I would like to explain how the partitioning of mutual information into synergistic, unique, and redundant components works. This is a short summary of Section 2 in Temporal information partitioning: Characterizing synergy, uniqueness, and redundancy in interacting environmental variables.

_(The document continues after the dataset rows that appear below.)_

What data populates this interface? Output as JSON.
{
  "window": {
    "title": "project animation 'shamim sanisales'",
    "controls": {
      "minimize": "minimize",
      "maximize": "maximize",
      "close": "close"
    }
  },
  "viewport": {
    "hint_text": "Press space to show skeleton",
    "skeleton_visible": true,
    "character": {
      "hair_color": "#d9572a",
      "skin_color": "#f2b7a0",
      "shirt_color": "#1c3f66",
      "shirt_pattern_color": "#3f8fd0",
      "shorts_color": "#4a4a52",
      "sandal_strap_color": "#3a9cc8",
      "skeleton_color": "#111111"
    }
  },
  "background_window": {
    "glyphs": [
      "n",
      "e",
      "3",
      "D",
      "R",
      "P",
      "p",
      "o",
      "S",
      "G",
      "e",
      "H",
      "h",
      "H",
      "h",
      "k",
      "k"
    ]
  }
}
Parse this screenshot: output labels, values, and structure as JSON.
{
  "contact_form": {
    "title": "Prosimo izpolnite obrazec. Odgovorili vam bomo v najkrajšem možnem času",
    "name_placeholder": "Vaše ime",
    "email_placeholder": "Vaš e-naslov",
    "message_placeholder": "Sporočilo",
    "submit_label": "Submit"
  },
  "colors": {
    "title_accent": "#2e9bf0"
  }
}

Assume we have two variables $X_{s1}$ and $X_{s2}$ as sources and one target variable $X_{tar}$. The source variables carry information about the target variable. This information is described by the mutual information \begin{equation} \nonumber I(X_{s1},X_{s2};X_{tar}) = \sum p(x_{s1},x_{s2},x_{tar})\,\log\frac{p(x_{s1},x_{s2},x_{tar})}{p(x_{s1},x_{s2})\,p(x_{tar})}. \end{equation}

We are now interested in how much each source variable contributes to the target variable only in combination with the other source variable, alone, and redundantly because of the presence of the other source variable. This leads to an information partitioning

\begin{equation} \nonumber \begin{aligned} I(X_{s1},X_{s2};X_{tar}) &=\quad U_{X_{s1}}(X_{s1}, X_{s2}; X_{tar}) \newline &\quad + U_{X_{s2}}(X_{s1}, X_{s2}; X_{tar}) \newline &\quad + S(X_{s1},X_{s2};X_{tar}) \newline &\quad + R(X_{s1},X_{s2};X_{tar}), \end{aligned} \end{equation}

where $U$, $S$, and $R$ are required to be nonnegative. This partitioning is not unique per se. Key is to devise a reasonable concept for the redundancy.

Redundancy

The interaction information, also called co-information, is given by

\begin{equation} \nonumber \mathrm{II} = I(X_{s1},X_{s1};X_{tar}) - I(X_{s1};X_{tar}) - I(X_{s2};X_{tar}) \end{equation}

and describes the two sources’ mutual mutual information with the target minus the two separated mutual information of the sources and the target. Another way to interpret the interaction information is

\begin{equation} \nonumber \mathrm{II} = S(X_{s1},X_{s2};X_{tar}) - R(X_{s1},X_{s2};X_{tar}), \end{equation}

and can serve as a starting point to define the redundancy $R$. If $\mathrm{II}<0$, then necessarily $R>-\mathrm{II}$, giving us

\begin{equation} \nonumber R_{\text{min}} = \max \{0, -\mathrm{II}\} \end{equation}

as a lower bound for the redundancy. An upper bound is given by the smaller value of the two mutual information of the sources with the target:

\begin{equation} \nonumber R_{\text{max}} = \min \{I(X_{s1};X_{tar}), I(X_{s2};X_{tar})\}, \end{equation}

because a variable cannot contribute more information to redundancy than what it actually carries with itself. So we are leaft to deal with intemediate values. Here we can make use of the source dependency

\begin{equation} \nonumber I_S = \frac{I(X_{s1},X_{s2})}{\min \{H(X_{s1}),H(X_{s2})\}}, \end{equation}

where

\begin{equation} \nonumber H(X) = - \sum p(x)\,\log p(x) \end{equation}

denotes the Shannon information entropy of a random variable $X$. If $X_{s1}$ and $X_{s2}$ are independent, then $I_S=0$, and if $X_{s1}$ and $X_{s2}$ are completely dependent, then $I_S=1$. Hence, the authors define the rescaled redundancy as

\begin{equation} \nonumber R_S = R_{\text{min}} + I_S\,(R_{\text{max}}-R_{\text{min}}). \end{equation}

Synergistic and unique components

We immediately obtain

\begin{equation} \nonumber S(X_{s1},X_{s2};X_{tar}) = \mathrm{II} + R_S \end{equation}

and from

\begin{equation} \nonumber I(X_{si};X_{tar}) = U_{X_{si}}(X_{s1},X_{s2};X_{tar}) + R_S,\quad i=1,2, \end{equation}

we can easily infer the unique components.

Conclusions

If we are given a dataset consisting of two source variables and one target variable that is rich enough to enable us to compute the joint probability distribution $p(x_{s_1},x_{s2},x_{tar})$, then we can identify how much each source variable explains the target variable just by itself, only in conjuction with the other source variable, and redundantly together with the other source variable.